Audrey et Emilie, jeudi à Bordeaux. (Photo Rodolphe Escher pour Libération)
publié le 20 avril 2018 à 20h56

Le 23 avril 2013, les députés adoptaient définitivement la loi ouvrant le mariage et l'adoption aux couples de personnes de même sexe, dite loi Taubira. Après des centaines d'heures de débats douloureux, marqués par la libération d'une parole homophobe décomplexée dans les rangs de la droite conservatrice, les gays, les lesbiennes et les bi se sont approprié cette institution dont ils étaient autrefois exclus. Ils fêtent cette année leurs noces de bois. Mêmes droits, mêmes cérémonies ?

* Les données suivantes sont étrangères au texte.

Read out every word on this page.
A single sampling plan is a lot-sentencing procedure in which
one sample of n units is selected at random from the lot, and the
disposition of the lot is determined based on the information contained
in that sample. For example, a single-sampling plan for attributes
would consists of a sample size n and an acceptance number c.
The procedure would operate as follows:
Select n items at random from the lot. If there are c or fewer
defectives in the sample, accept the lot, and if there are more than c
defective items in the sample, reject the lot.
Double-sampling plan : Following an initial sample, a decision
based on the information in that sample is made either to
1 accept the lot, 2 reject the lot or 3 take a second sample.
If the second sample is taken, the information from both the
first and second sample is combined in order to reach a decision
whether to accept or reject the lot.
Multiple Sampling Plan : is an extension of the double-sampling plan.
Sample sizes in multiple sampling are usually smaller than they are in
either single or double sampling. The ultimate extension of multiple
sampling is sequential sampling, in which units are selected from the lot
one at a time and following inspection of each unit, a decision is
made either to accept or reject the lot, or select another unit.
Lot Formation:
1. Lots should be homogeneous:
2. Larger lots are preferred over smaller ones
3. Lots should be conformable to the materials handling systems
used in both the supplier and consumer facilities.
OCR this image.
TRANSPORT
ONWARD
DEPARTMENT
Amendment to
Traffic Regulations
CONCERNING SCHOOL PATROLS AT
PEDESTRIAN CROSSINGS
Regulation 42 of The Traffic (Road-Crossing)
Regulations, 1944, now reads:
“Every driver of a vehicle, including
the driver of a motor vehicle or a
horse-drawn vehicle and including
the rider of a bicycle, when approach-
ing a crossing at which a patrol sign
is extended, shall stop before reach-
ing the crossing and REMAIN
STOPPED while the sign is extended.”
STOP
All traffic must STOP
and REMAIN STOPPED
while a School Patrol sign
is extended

Jean-Marc et Alain 62 ans et 77 ans, cheminot et commerçant retraités, Fossoy (Aisne), mariés le 31 août 2013

«Nous avons été les premiers mariés de la vallée de la Marne après avoir été les premiers pacsés du département, en 1999. A l’époque, c’était le seul moyen pour se protéger d’un pépin. Si Alain mourait, les frais de succession ne m’auraient pas permis d’hériter de lui. Avec le mariage, on est donc plus tranquilles. Nous souhaitions nous unir le 22 juin pour fêter l’anniversaire de notre rencontre, mais deux de nos témoins ne pouvaient pas car ils sont profs et cela tombait au moment du bac.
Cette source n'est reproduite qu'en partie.